Technically, the answer is, “It depends,” but fortunately for us, there’s enough guidance in the decisions that we can now answer definitively the questions posed in the first paragraph of this essay.

The decisions explain that a judge can hold office in one of three ways: de jure, de facto, or as a usurper. A judge de jure is perfectly legitimate. One who is only de facto has a colorable claim – he’s been elected or appointed – though there may be some question as to the legitimacy of that election or appointment. A usurper has no right to the office; he’s essentially a squatter.

The court’s ultimate rulings on our problem correspond to how the judge holds office. If she’s de jure, then no one can challenge the legitimacy of her occupancy of the office. If she’s a usurper, her rulings are essentially void (or perhaps voidable; but the difference isn’t important in this context). The nuance falls in between. For de facto judges,

upon the unquestioned and uniform authority of the decisions of the English and American courts, their official acts must be held to be as valid and binding, so far as the public and the rights of third parties are concerned, as if their title to the office had been unquestioned and perfect.

Griffin’s Ex’or v. Cunningham, 20 Gratt. (61 Va.) 31, 42 (1870).

In another case decided the same term, the court cited with approval a Wisconsin decision that came out this way:

where a party was indicted, convicted and sentenced, at a term of a Circuit court held by a person who exercised the office of judge of said court, under an appointment by the governor without authority of law, there being another person entitled to said office, the sentence was, nevertheless, valid and binding. It was so decided upon an application for a writ of habeas corpus after a judgment of ouster had been pronounced against the judge, upon the ground he had been so illegally appointed.

Quinn v. Commonwealth, 20 Gratt. (61 Va.) 138, 141 (1870). An “appointment by the governor without authority of law”; doesn’t that sound familiar?

Finally, we have this:

The rule which declares that the acts of an officer de facto are as valid and binding as if he were an officer de jure, is founded on the soundest principles of public policy, and is absolutely essential to the protection of the best interests of society. Indeed the affairs of society could not be conducted on any other principle. To deny validity to the acts of such officers, would lead to confusion and insecurity, in public as well as private affairs, and thus oppose the true policy of every well regulated State.
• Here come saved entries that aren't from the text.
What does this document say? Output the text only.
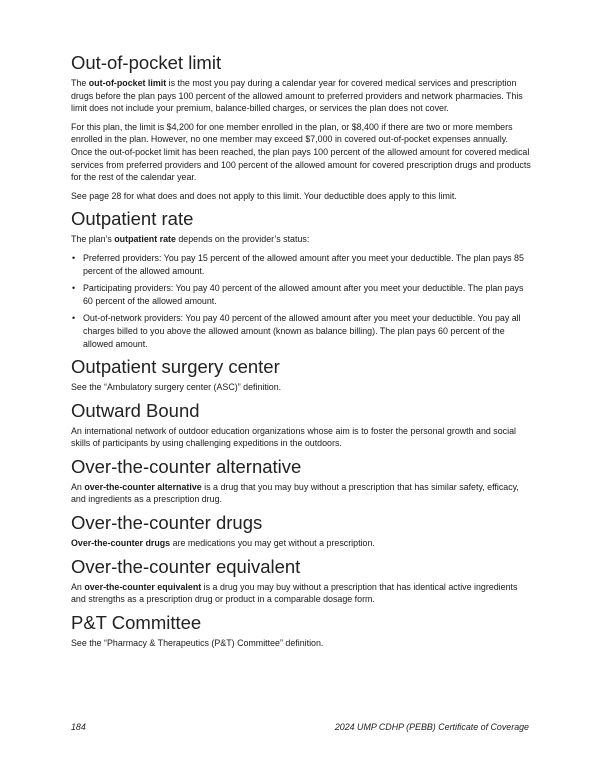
Out-of-pocket limit

The out-of-pocket limit is the most you pay during a calendar year for covered medical services and prescription drugs before the plan pays 100 percent of the allowed amount to preferred providers and network pharmacies. This limit does not include your premium, balance-billed charges, or services the plan does not cover.

For this plan, the limit is $4,200 for one member enrolled in the plan, or $8,400 if there are two or more members enrolled in the plan. However, no one member may exceed $7,000 in covered out-of-pocket expenses annually. Once the out-of-pocket limit has been reached, the plan pays 100 percent of the allowed amount for covered medical services from preferred providers and 100 percent of the allowed amount for covered prescription drugs and products for the rest of the calendar year.

See page 28 for what does and does not apply to this limit. Your deductible does apply to this limit.

Outpatient rate

The plan’s outpatient rate depends on the provider’s status:

• Preferred providers: You pay 15 percent of the allowed amount after you meet your deductible. The plan pays 85 percent of the allowed amount.
• Participating providers: You pay 40 percent of the allowed amount after you meet your deductible. The plan pays 60 percent of the allowed amount.
• Out-of-network providers: You pay 40 percent of the allowed amount after you meet your deductible. You pay all charges billed to you above the allowed amount (known as balance billing). The plan pays 60 percent of the allowed amount.
Outpatient surgery center

See the “Ambulatory surgery center (ASC)” definition.

Outward Bound

An international network of outdoor education organizations whose aim is to foster the personal growth and social skills of participants by using challenging expeditions in the outdoors.

Over-the-counter alternative

An over-the-counter alternative is a drug that you may buy without a prescription that has similar safety, efficacy, and ingredients as a prescription drug.

Over-the-counter drugs

Over-the-counter drugs are medications you may get without a prescription.

Over-the-counter equivalent

An over-the-counter equivalent is a drug you may buy without a prescription that has identical active ingredients and strengths as a prescription drug or product in a comparable dosage form.

P&T Committee

See the “Pharmacy & Therapeutics (P&T) Committee” definition.

184	2024 UMP CDHP (PEBB) Certificate of Coverage
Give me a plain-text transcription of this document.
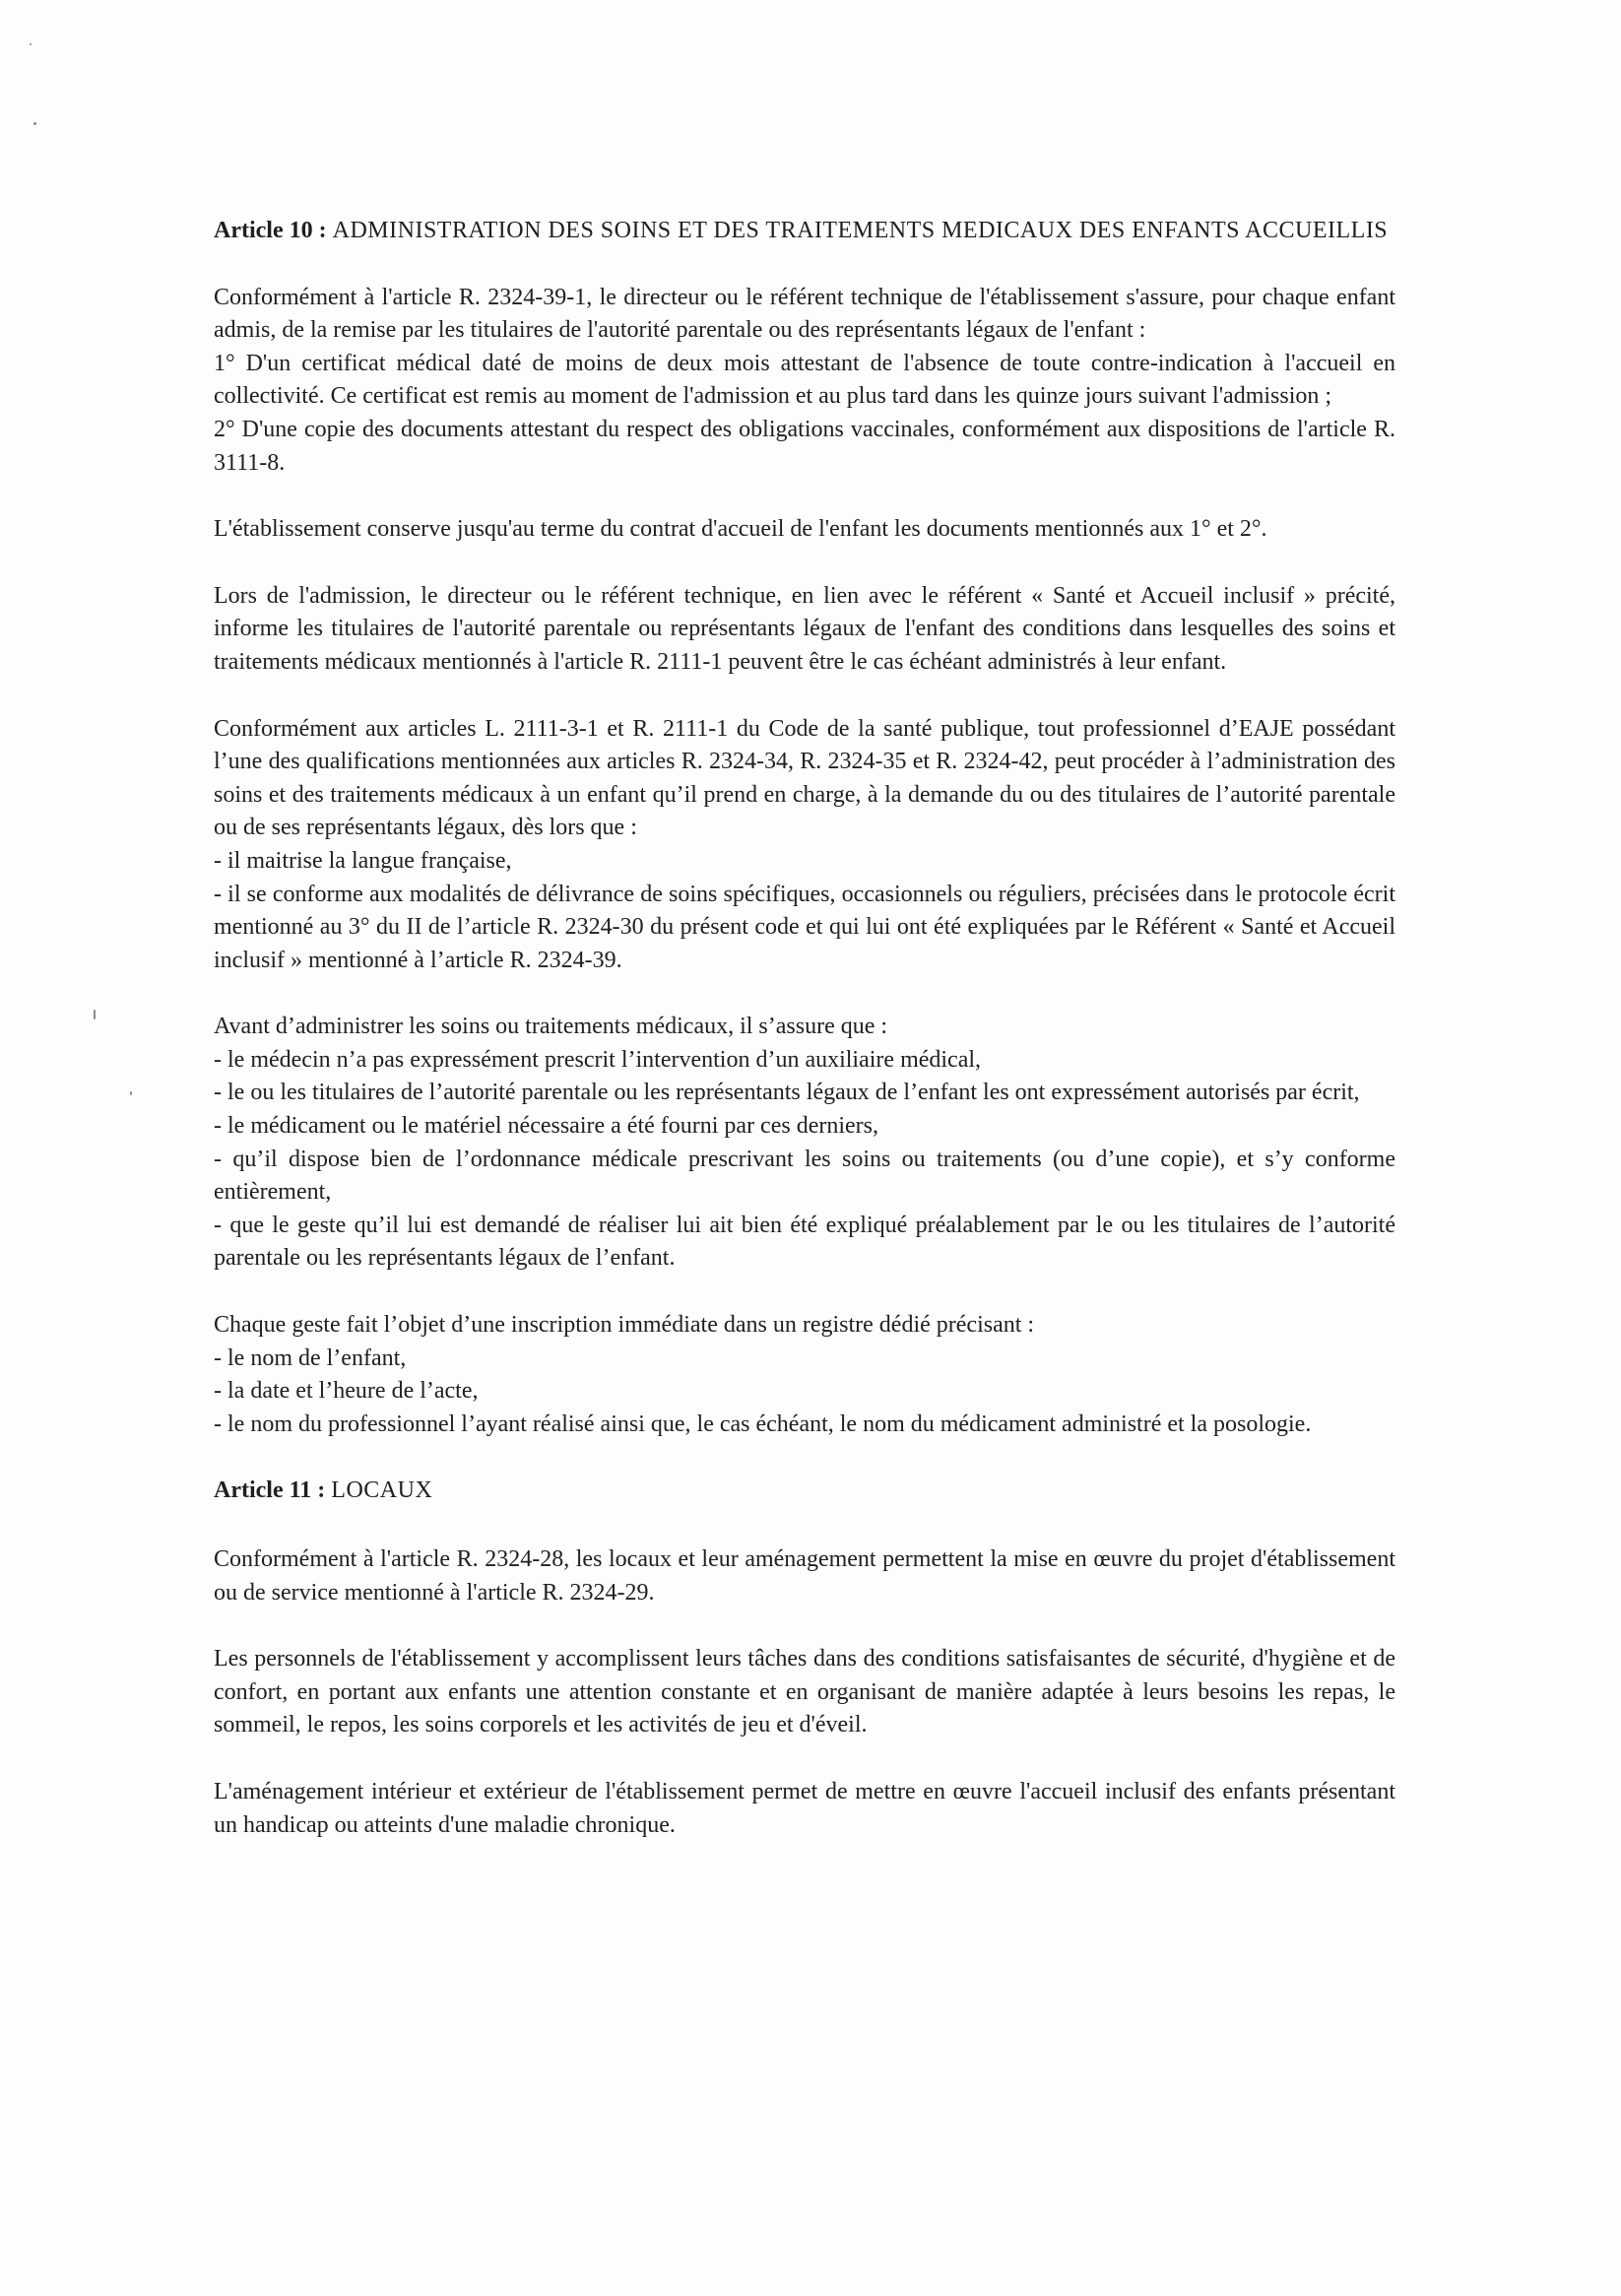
Article 10 : ADMINISTRATION DES SOINS ET DES TRAITEMENTS MEDICAUX DES ENFANTS ACCUEILLIS

Conformément à l'article R. 2324-39-1, le directeur ou le référent technique de l'établissement s'assure, pour chaque enfant admis, de la remise par les titulaires de l'autorité parentale ou des représentants légaux de l'enfant :
1° D'un certificat médical daté de moins de deux mois attestant de l'absence de toute contre-indication à l'accueil en collectivité. Ce certificat est remis au moment de l'admission et au plus tard dans les quinze jours suivant l'admission ;
2° D'une copie des documents attestant du respect des obligations vaccinales, conformément aux dispositions de l'article R. 3111-8.

L'établissement conserve jusqu'au terme du contrat d'accueil de l'enfant les documents mentionnés aux 1° et 2°.

Lors de l'admission, le directeur ou le référent technique, en lien avec le référent « Santé et Accueil inclusif » précité, informe les titulaires de l'autorité parentale ou représentants légaux de l'enfant des conditions dans lesquelles des soins et traitements médicaux mentionnés à l'article R. 2111-1 peuvent être le cas échéant administrés à leur enfant.

Conformément aux articles L. 2111-3-1 et R. 2111-1 du Code de la santé publique, tout professionnel d’EAJE possédant l’une des qualifications mentionnées aux articles R. 2324-34, R. 2324-35 et R. 2324-42, peut procéder à l’administration des soins et des traitements médicaux à un enfant qu’il prend en charge, à la demande du ou des titulaires de l’autorité parentale ou de ses représentants légaux, dès lors que :
- il maitrise la langue française,
- il se conforme aux modalités de délivrance de soins spécifiques, occasionnels ou réguliers, précisées dans le protocole écrit mentionné au 3° du II de l’article R. 2324-30 du présent code et qui lui ont été expliquées par le Référent « Santé et Accueil inclusif » mentionné à l’article R. 2324-39.

Avant d’administrer les soins ou traitements médicaux, il s’assure que :
- le médecin n’a pas expressément prescrit l’intervention d’un auxiliaire médical,
- le ou les titulaires de l’autorité parentale ou les représentants légaux de l’enfant les ont expressément autorisés par écrit,
- le médicament ou le matériel nécessaire a été fourni par ces derniers,
- qu’il dispose bien de l’ordonnance médicale prescrivant les soins ou traitements (ou d’une copie), et s’y conforme entièrement,
- que le geste qu’il lui est demandé de réaliser lui ait bien été expliqué préalablement par le ou les titulaires de l’autorité parentale ou les représentants légaux de l’enfant.

Chaque geste fait l’objet d’une inscription immédiate dans un registre dédié précisant :
- le nom de l’enfant,
- la date et l’heure de l’acte,
- le nom du professionnel l’ayant réalisé ainsi que, le cas échéant, le nom du médicament administré et la posologie.

Article 11 : LOCAUX

Conformément à l'article R. 2324-28, les locaux et leur aménagement permettent la mise en œuvre du projet d'établissement ou de service mentionné à l'article R. 2324-29.

Les personnels de l'établissement y accomplissent leurs tâches dans des conditions satisfaisantes de sécurité, d'hygiène et de confort, en portant aux enfants une attention constante et en organisant de manière adaptée à leurs besoins les repas, le sommeil, le repos, les soins corporels et les activités de jeu et d'éveil.

L'aménagement intérieur et extérieur de l'établissement permet de mettre en œuvre l'accueil inclusif des enfants présentant un handicap ou atteints d'une maladie chronique.
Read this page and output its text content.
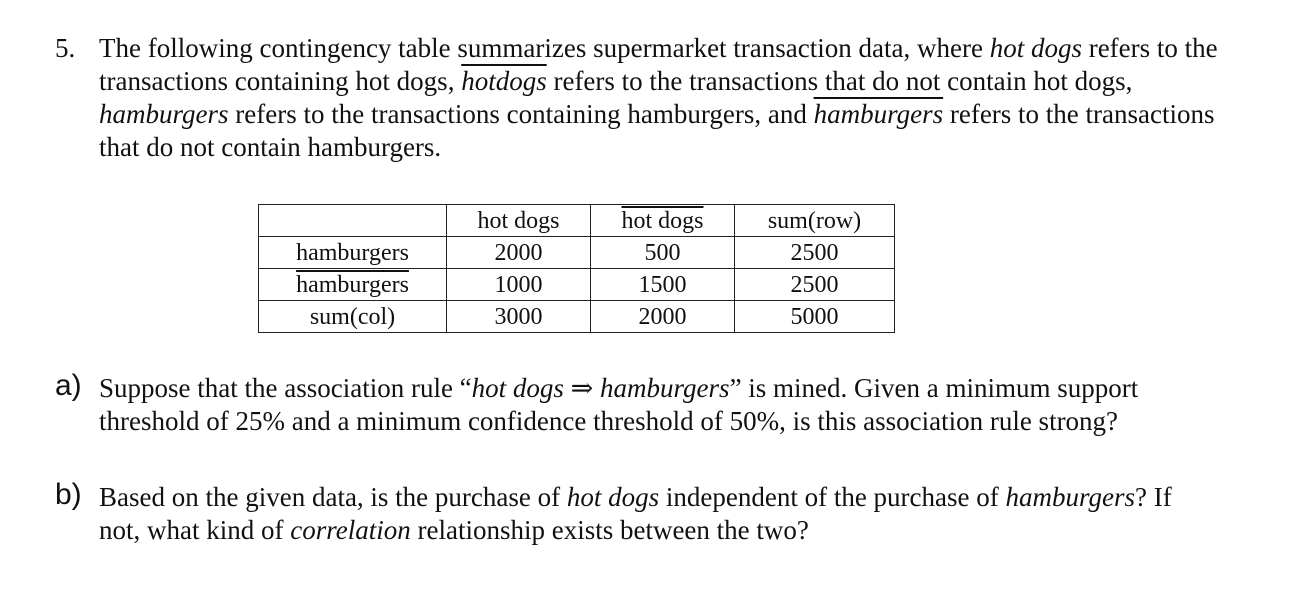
5. The following contingency table summarizes supermarket transaction data, where hot dogs refers to the transactions containing hot dogs, hotdogs refers to the transactions that do not contain hot dogs, hamburgers refers to the transactions containing hamburgers, and hamburgers refers to the transactions that do not contain hamburgers.
	hot dogs	hot dogs	sum(row)
hamburgers	2000	500	2500
hamburgers	1000	1500	2500
sum(col)	3000	2000	5000
a) Suppose that the association rule “hot dogs ⇒ hamburgers” is mined. Given a minimum support threshold of 25% and a minimum confidence threshold of 50%, is this association rule strong?
b) Based on the given data, is the purchase of hot dogs independent of the purchase of hamburgers? If not, what kind of correlation relationship exists between the two?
McCraw v. Williams, 33 Gratt. (74 Va.) 510, 514 (1880).

So, from a seeming legal morass, we have clarity. At some point, unless the Fates intervene and the warring parties settle their differences, a court will probably determine whether the General Assembly is or is not in session this month, and accordingly whether the Governor had the actual power of a recess appointment. But there can be no room for debate on the legitimacy of the court’s rulings in the interim: they’ll be valid and unassailable, under uniform caselaw that goes back centuries.